The easy solution is to use smart pointers. If you really want for “copies” of your pointer to also be nullified use a combination of shared_ptr and weak_ptr.

Changing the delete operator to take a reference to a pointer will break things. Yes, you could recompile and have it work, but if you have an existing library that calls the old delete operator and link in a new C++ standard library that only provides the new delete operator, you get a link error because the signature has changed. This is on top of the things others have mentioned.

One of the major goals of C++ is not to break old code (if not absolutely necessary). This proposal would not have any chance of succeeding.

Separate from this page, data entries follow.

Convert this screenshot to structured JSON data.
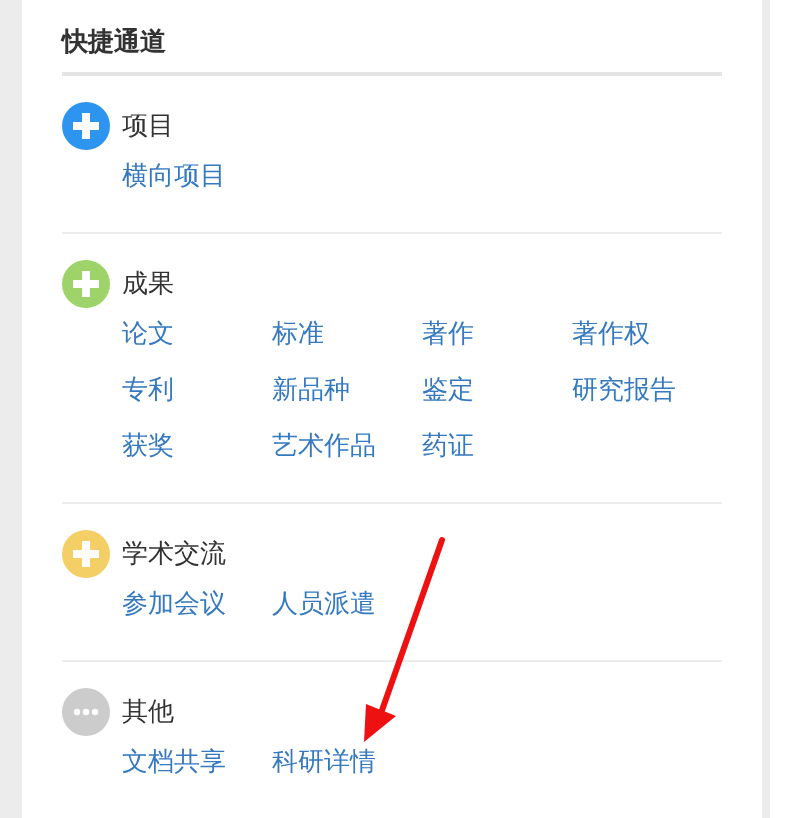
{
  "panel": {
    "title": "快捷通道"
  },
  "sections": [
    {
      "label": "项目",
      "kind": "plus",
      "color": "#2d95f0",
      "links": [
        "横向项目"
      ]
    },
    {
      "label": "成果",
      "kind": "plus",
      "color": "#9ed36a",
      "links": [
        "论文",
        "标准",
        "著作",
        "著作权",
        "专利",
        "新品种",
        "鉴定",
        "研究报告",
        "获奖",
        "艺术作品",
        "药证"
      ]
    },
    {
      "label": "学术交流",
      "kind": "plus",
      "color": "#f3cf66",
      "links": [
        "参加会议",
        "人员派遣"
      ]
    },
    {
      "label": "其他",
      "kind": "more",
      "color": "#cccccc",
      "links": [
        "文档共享",
        "科研详情"
      ]
    }
  ]
}
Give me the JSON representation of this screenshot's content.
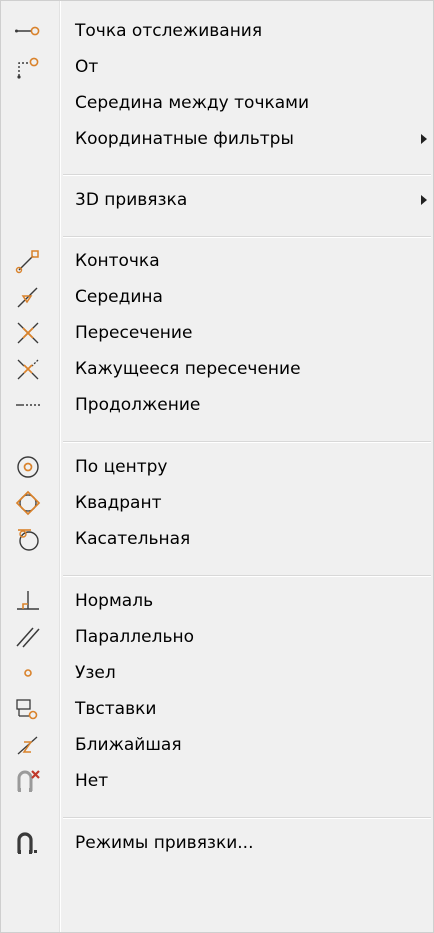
{
  "menu": {
    "items": [
      {
        "label": "Точка отслеживания",
        "icon": "tracking-point-icon"
      },
      {
        "label": "От",
        "icon": "from-icon"
      },
      {
        "label": "Середина между точками",
        "icon": ""
      },
      {
        "label": "Координатные фильтры",
        "icon": "",
        "submenu": true
      },
      {
        "label": "3D привязка",
        "icon": "",
        "submenu": true
      },
      {
        "label": "Конточка",
        "icon": "endpoint-icon"
      },
      {
        "label": "Середина",
        "icon": "midpoint-icon"
      },
      {
        "label": "Пересечение",
        "icon": "intersection-icon"
      },
      {
        "label": "Кажущееся пересечение",
        "icon": "apparent-intersection-icon"
      },
      {
        "label": "Продолжение",
        "icon": "extension-icon"
      },
      {
        "label": "По центру",
        "icon": "center-icon"
      },
      {
        "label": "Квадрант",
        "icon": "quadrant-icon"
      },
      {
        "label": "Касательная",
        "icon": "tangent-icon"
      },
      {
        "label": "Нормаль",
        "icon": "perpendicular-icon"
      },
      {
        "label": "Параллельно",
        "icon": "parallel-icon"
      },
      {
        "label": "Узел",
        "icon": "node-icon"
      },
      {
        "label": "Твставки",
        "icon": "insertion-icon"
      },
      {
        "label": "Ближайшая",
        "icon": "nearest-icon"
      },
      {
        "label": "Нет",
        "icon": "none-icon"
      },
      {
        "label": "Режимы привязки...",
        "icon": "osnap-settings-icon"
      }
    ]
  },
  "colors": {
    "background": "#f0f0f0",
    "snap_orange": "#d9822b",
    "icon_dark": "#3a3a3a"
  }
}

Concerning low-level code: It too should use at least std::unique_ptr instead of raw pointers. With just some minimal support for function inlining it is as efficient as what you are proposing. shared_ptr has some overhead, but unique_ptr doesn’t.

The feature you want could just be a compiler flag. It does not have to be standardized to be able to do this. A static analyzer could also look for places in the code where a delete is not immediately followed by zeroing the pointer. One big exception for this is destructors: zeroing the pointer inside the destructor can (and will) be optimized out because the lifetime of the object containing the pointer has ended.

On Aug 23, 2025, at 5:04 AM, organicoman via Std-Proposals <std-proposals@lists.isocpp.org> wrote:


Hello,
One of the recurring bugs in c++ is use after free.
I'm wondering, why the delete operator doesn't take the pointer parameter by reference and nullify it?
So instead of
void operator delete(void* p);
It becomes 
void operator delete(void* &p);
And it assigns the value nullptr to p after freeing its corresponding memory.
Look at this example:
---------
{
  int* p = new int(42);
  int* const& to_p = p; // as a guideline
  delete p; // if taken by reference an nullified
  *p; // this will be a guaranteed runtime error
  *to_p; // and all previous copies obey too
}
---------
On top of that, basically we need just to add a guideline that mandate:
-All duplication of a pointer should be by reference if modifying, or const reference if not.
So it is guaranteed that if you free the memory using any of the references,  all copies will be nullptr.

So, is there any constraints to prevents this other than breaking old code?